Some thoughts on college costs:
- W or you need to be filling out a FAFSA form right about now - the basic form schools all use for determining financial aid.
- does she have any basis for winning scholarships? She should be applying now
- she could go to community college and live away from home - it would just require her to work and to learn frugality - not bad things, imho. Seems to me living away from home might be best for her?
- she can take out student loans
- alternative living arrangements can make college cheaper. My good friend's sister lived with a family as a "mother's helper" all through college. This wealthy family took her on many fabulous vacations, she went to school in the mornings and helped with the kids in the afternoon after they came home from school. My son's college town has co-ops where students commit a few hours a week to helping run the building (like a frat house without the frat) and it costs little more than half what the dorms cost.

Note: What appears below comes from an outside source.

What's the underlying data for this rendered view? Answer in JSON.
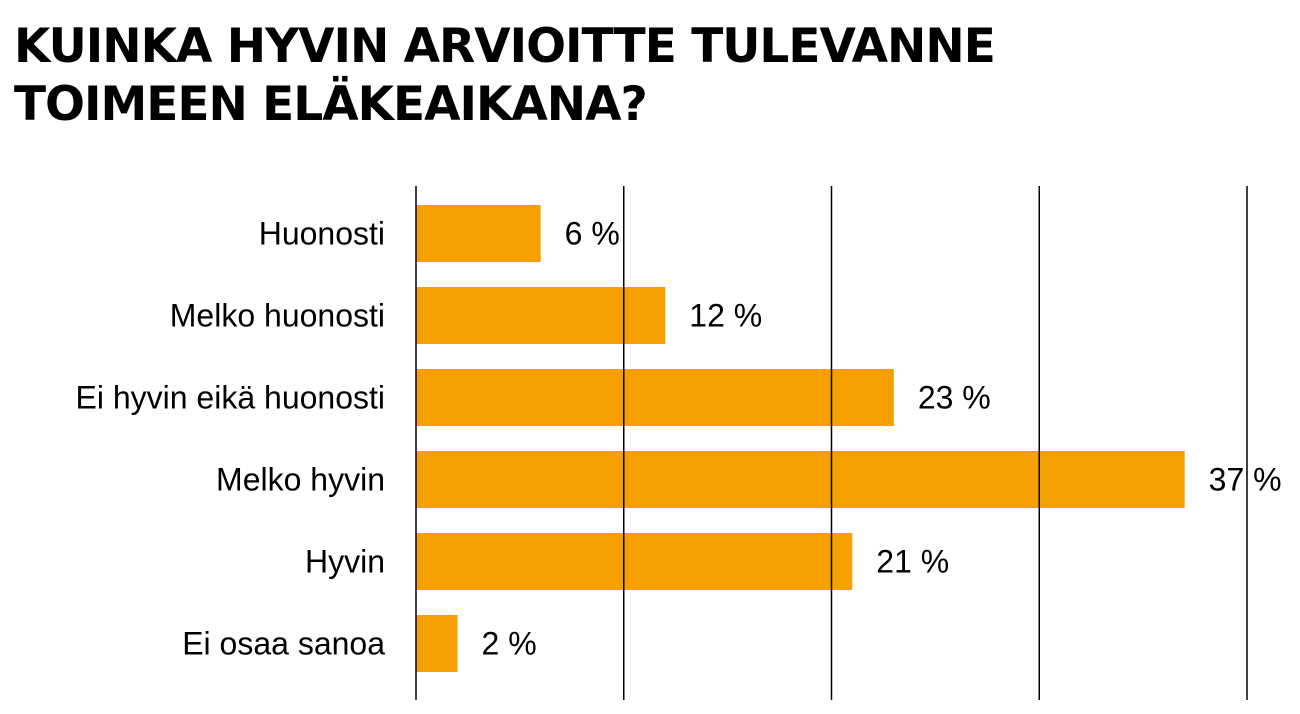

I figured it out once when my oldest went to college. Costs were then about $20,000 a year for the excellent state school he attends, with dorm fees, meal plan, etc. He earns $3,000 of that himself working in the summer. Figure another $3,000 or so that I would have been spending anyway on food and utilities and gas and car insurance with him living at home (he doesn't need a car at school). If he HAD chosen to live in the co-ops, that would have cut his costs by about $4,000 a year. So in that case, it would have only cost me $10,000 a year above what current expenses were - and that's without him working any hours at all while in school. If he worked a 10-12 hour a week campus job during the school year, that would bring in about another $4,000 - cutting the actual cost to $6,000 a year. And you know what? I could live with my kid borrowing $6,000 a year in student loans, if need be.

My point being, that the somewhat overwhelming college costs are sometimes more manageable than you think, if you really break them down.